One of the organizations the researchers are partnering with is Roots Reborn, a Maui-based grassroots organization founded to support the needs of the Maui wildfires immigrant community to respond to identified and yet emerging immigrant needs.
“Monitoring the health of minority groups isn’t just important; it’s imperative,” said Roots Reborn Co-Founder and Executive Director Veronica Mendoza Jachowski. “Often overlooked, these communities compose a large yet often invisible segment of our community. With at least 32% of Lahaina’s residents being foreign-born, this study will strive to capture an accurate view of Lahaina’s population. By actively engaging immigrant groups, the study can assess the impact of wildfire toxins and safeguard the health and well-being of every individual, regardless of immigration status.”
To participate in this study, participants must be adults who resided or worked in the area affected by the wildfires in Maui in August 2023, and are expected to be in Hawaiʻi for at least five years. Register for an appointment at MauiWES.org starting January 5.
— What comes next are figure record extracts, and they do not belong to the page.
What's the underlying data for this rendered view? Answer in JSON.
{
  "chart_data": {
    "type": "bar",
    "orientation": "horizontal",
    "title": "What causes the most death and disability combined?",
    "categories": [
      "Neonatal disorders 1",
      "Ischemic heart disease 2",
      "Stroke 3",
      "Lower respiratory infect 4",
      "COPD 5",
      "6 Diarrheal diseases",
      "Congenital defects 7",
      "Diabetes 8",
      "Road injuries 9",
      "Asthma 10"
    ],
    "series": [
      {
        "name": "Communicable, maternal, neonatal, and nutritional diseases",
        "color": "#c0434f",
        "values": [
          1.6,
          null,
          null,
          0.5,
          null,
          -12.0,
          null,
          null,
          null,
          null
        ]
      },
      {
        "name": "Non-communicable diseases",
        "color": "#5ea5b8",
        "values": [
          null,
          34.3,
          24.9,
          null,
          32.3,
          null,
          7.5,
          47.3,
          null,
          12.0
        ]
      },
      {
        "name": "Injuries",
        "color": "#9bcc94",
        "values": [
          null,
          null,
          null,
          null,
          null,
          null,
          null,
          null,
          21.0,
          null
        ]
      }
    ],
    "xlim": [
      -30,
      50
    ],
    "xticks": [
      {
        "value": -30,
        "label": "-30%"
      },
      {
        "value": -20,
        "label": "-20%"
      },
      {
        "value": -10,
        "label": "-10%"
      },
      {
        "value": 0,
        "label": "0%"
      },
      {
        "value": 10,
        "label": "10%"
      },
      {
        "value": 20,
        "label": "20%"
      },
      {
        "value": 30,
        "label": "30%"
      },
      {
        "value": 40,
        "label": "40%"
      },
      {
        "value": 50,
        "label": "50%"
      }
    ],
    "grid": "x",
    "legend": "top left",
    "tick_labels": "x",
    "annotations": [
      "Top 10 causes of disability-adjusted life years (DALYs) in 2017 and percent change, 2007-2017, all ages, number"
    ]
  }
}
Combatting health, social inequities
The pre-existing health and social inequities in Hawaiʻi‘s multiethnic population are likely to be exacerbated by the impact of the wildfires. Hawaiʻi’s disaggregated population data provides clear evidence for the stark disparities and cancer inequities across ethnic minorities. In particular, Native Hawaiians experience a substantial cancer burden, with some of the highest risks among all US racial/ethnic populations for breast, lung, colorectal, pancreatic, gastric, liver, endometrial and cervical cancers.
In addition, Filipino American cancer rates have dramatically increased over the last three decades. They now have the highest incidence of lung, colorectal and thyroid cancers among all racial/ethnic groups in Hawaiʻi, and rapidly increasing rates of breast and prostate cancers. Additionally, differences in cancer risk and incidence among the growing Hispanic/Latino population in Hawaiʻi and nationally vary by cancer type. However, how the Maui wildfires will impact the risk and prevalence of cancer disparities already present remains unknown.
Before the wildfires, these populations experienced higher rates of chronic disease risk factors, such as smoking and obesity, along with lower levels of educational attainment and higher poverty rates. Historical trauma continues to influence health disparities, potentially even causing biological modifications.
The study emphasizes the need to understand the cultural, psychosocial, and social determinants of health, as well as the impact of occupational and environmental exposures on disease risk. With a focus on Maui to include Lahaina, which has a significant NHPI, Filipino and Hispanic population, the research aims to shed light on the socioeconomic and health situation of underrepresented groups, providing crucial information for interventions and public health policies to achieve health equity in Hawaiʻi‘s diverse minority populations.
This project is being funded through a $250,000 grant from the Hawaiʻi Community Foundation, and the researchers are seeking additional donors and funders to expand and support the cohort longitudinally.